Впрочем, кончалось все обычно тем, что няня сама прибирала игрушки, превращая «хаос» детской в «космос».
От няни слово «хаосник» вошло в обиход мамы и еще слышалось в нашей семье даже тогда, когда один из «хаосников» уже знал по-гречески и слушал лекции по греческой палеографии.
Няня умела разгадать причины, вызывавшие «хаоса бытность» (слова Державина) [26] в нашей детской. Она примечала, что надоедали нам те или иные игрушки: слишком часто участвовали в боях бравые солдаты моего брата, слишком зачастили спектакли в моем игрушечном театре, и немудрено, что солдаты переставали получать от брата достаточный паек внимания и заводили непохвальное знакомство с коробом домашнего фокусника, а мои декорации из «Конька-Горбунка» оказывались заброшены в кучу строительных материалов для постройки ветряной мельницы. Няня решительными мерами прекращала «бытность» этого игрушечного «хаоса»: она отправляла надоевшие игрушки в изгнание на чердак, в особый чулан, где ничего «хозяйственного» не было.
26
Цитата из оды Г. Р. Державина «Бог» (1784):
Хаоса бытность довременнуИз бездн Ты вечности воззвал…(прим.
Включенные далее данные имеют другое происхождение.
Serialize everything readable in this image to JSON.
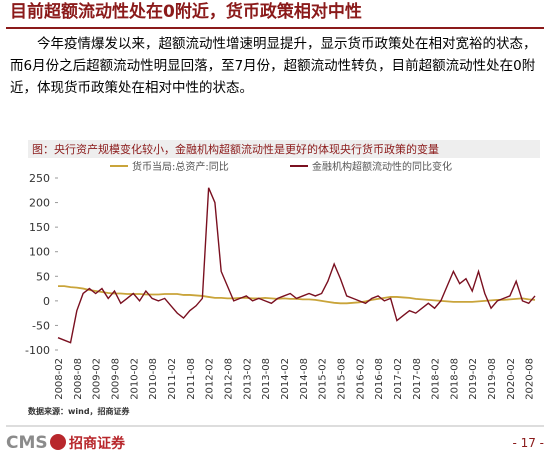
{
  "header": {
    "title": "目前超额流动性处在0附近，货币政策相对中性"
  },
  "body": {
    "paragraph": "今年疫情爆发以来，超额流动性增速明显提升，显示货币政策处在相对宽裕的状态，而6月份之后超额流动性明显回落，至7月份，超额流动性转负，目前超额流动性处在0附近，体现货币政策处在相对中性的状态。"
  },
  "chart_data": {
    "type": "line",
    "title": "图：央行资产规模变化较小，金融机构超额流动性是更好的体现央行货币政策的变量",
    "categories": [
      "2008-02",
      null,
      null,
      "2008-08",
      null,
      null,
      "2009-02",
      null,
      null,
      "2009-08",
      null,
      null,
      "2010-02",
      null,
      null,
      "2010-08",
      null,
      null,
      "2011-02",
      null,
      null,
      "2011-08",
      null,
      null,
      "2012-02",
      null,
      null,
      "2012-08",
      null,
      null,
      "2013-02",
      null,
      null,
      "2013-08",
      null,
      null,
      "2014-02",
      null,
      null,
      "2014-08",
      null,
      null,
      "2015-02",
      null,
      null,
      "2015-08",
      null,
      null,
      "2016-02",
      null,
      null,
      "2016-08",
      null,
      null,
      "2017-02",
      null,
      null,
      "2017-08",
      null,
      null,
      "2018-02",
      null,
      null,
      "2018-08",
      null,
      null,
      "2019-02",
      null,
      null,
      "2019-08",
      null,
      null,
      "2020-02",
      null,
      null,
      "2020-08",
      null
    ],
    "series": [
      {
        "name": "货币当局:总资产:同比",
        "color": "#c9a43a",
        "values": [
          30,
          30,
          28,
          27,
          25,
          22,
          20,
          18,
          16,
          15,
          15,
          14,
          14,
          14,
          13,
          13,
          13,
          14,
          14,
          14,
          12,
          12,
          11,
          10,
          8,
          6,
          6,
          5,
          5,
          6,
          6,
          5,
          5,
          6,
          5,
          4,
          5,
          4,
          4,
          3,
          3,
          2,
          0,
          -2,
          -4,
          -5,
          -5,
          -4,
          -3,
          -1,
          2,
          4,
          6,
          8,
          8,
          7,
          6,
          4,
          3,
          2,
          1,
          0,
          -1,
          -2,
          -2,
          -2,
          -2,
          -1,
          0,
          1,
          2,
          2,
          3,
          4,
          5,
          3,
          2
        ]
      },
      {
        "name": "金融机构超额流动性的同比变化",
        "color": "#7a1020",
        "values": [
          -75,
          -80,
          -85,
          -20,
          15,
          25,
          15,
          25,
          5,
          20,
          -5,
          5,
          15,
          0,
          20,
          5,
          0,
          5,
          -10,
          -25,
          -35,
          -20,
          -10,
          5,
          230,
          200,
          60,
          30,
          0,
          5,
          10,
          0,
          5,
          0,
          -5,
          5,
          10,
          15,
          5,
          10,
          15,
          10,
          15,
          40,
          75,
          45,
          10,
          5,
          0,
          -5,
          5,
          10,
          0,
          5,
          -40,
          -30,
          -20,
          -25,
          -15,
          -5,
          -15,
          0,
          30,
          60,
          35,
          45,
          20,
          60,
          15,
          -15,
          0,
          5,
          10,
          40,
          0,
          -5,
          10
        ]
      }
    ],
    "ylim": [
      -100,
      250
    ],
    "yticks": [
      -100,
      -50,
      0,
      50,
      100,
      150,
      200,
      250
    ],
    "source": "数据来源：wind，招商证券"
  },
  "footer": {
    "logo": "CMS",
    "company": "招商证券",
    "page": "- 17 -"
  }
}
А. Б. Галкина).
Там изгнанные игрушки пребывали до той поры, когда в детской наступала «хандра» (это опять было нянино слово). Все становилось не по душе: и игрушки, и книжки. Мы слонялись из угла в угол, надоедали всем в доме, приставали с неисполнимыми просьбами, вызывали на себя недовольные окрики сестер, огорчали маму. Тогда няня, будто пришла ей крайняя нужда, вслух, но сама с собою, недоумевала: «Куда это я ключ от чердака забельшила?» Мы прислушивались к мнимым поискам ключа и спрашивали: «Няня, ты пойдешь на чердак? В чулан?» – «Придется пойти. Вы посидите смирно. Я скоро вернусь». Тут мы заявляли неотступные просьбы взять нас с собою в чулан. «Что вам там делать? Только запылитесь!» Но мы прилипали к ней, как пиявки, и поднимались, в конце концов, на чердак, в заветный чулан. Там няня перебирала какие-то «мухры», по ее выражению: старые коврики, пряжу, а мы занимались извлечением старых игрушек из изгнания. Мы делали удивительные раскопки и открытия. Давно получившие от брата чистую отставку «генералы» вновь призывались на действительную службу; я решал возобновить «Конька-Горбунка» и разыскивал картонного Иванушку-дурачка, Кита и Царь-девицу; извлекались какие-то забытые дудочки и губные гармоники – чердак наполнялся веселым писком и свистом, – и мы, счастливые, с корзинами, наполненными игрушками, спускались вниз, и на несколько дней в детской водворялась оживленная суета, какая бывает во время праздников, когда игрушки сыпятся точно из рога изобилия и не хватает времени познакомиться с ними вдоволь и наиграться в них вдосталь. «Хандра» проходила бесследно.
Иной раз наступала другая маленькая беда: на нас, по уверению няни, нападал «Едун». Без поры без времени мы приставали к ней: «Няня! Дай огурчика с хлебом!» или: «Няня! Хочу моченого яблока».
Эти требования разрушали весь распорядок дня, назначенный для нас матерью, и няня сперва отмалчивалась, будто и не слышит про огурчик и про яблоко. Иногда «едун», не получив ответа, исчезал от нас куда-то. Но большею частью он был приставуч: «Няня, принеси огурчика…» Няня сообщала нам в ответ: «Глаза у вас не сыты». При повторных просьбах она, наконец, махала рукой: «Едун поедучий напал», – ничего, мол, с ним не поделаешь, и молча отправлялась за огурчиком или яблоком.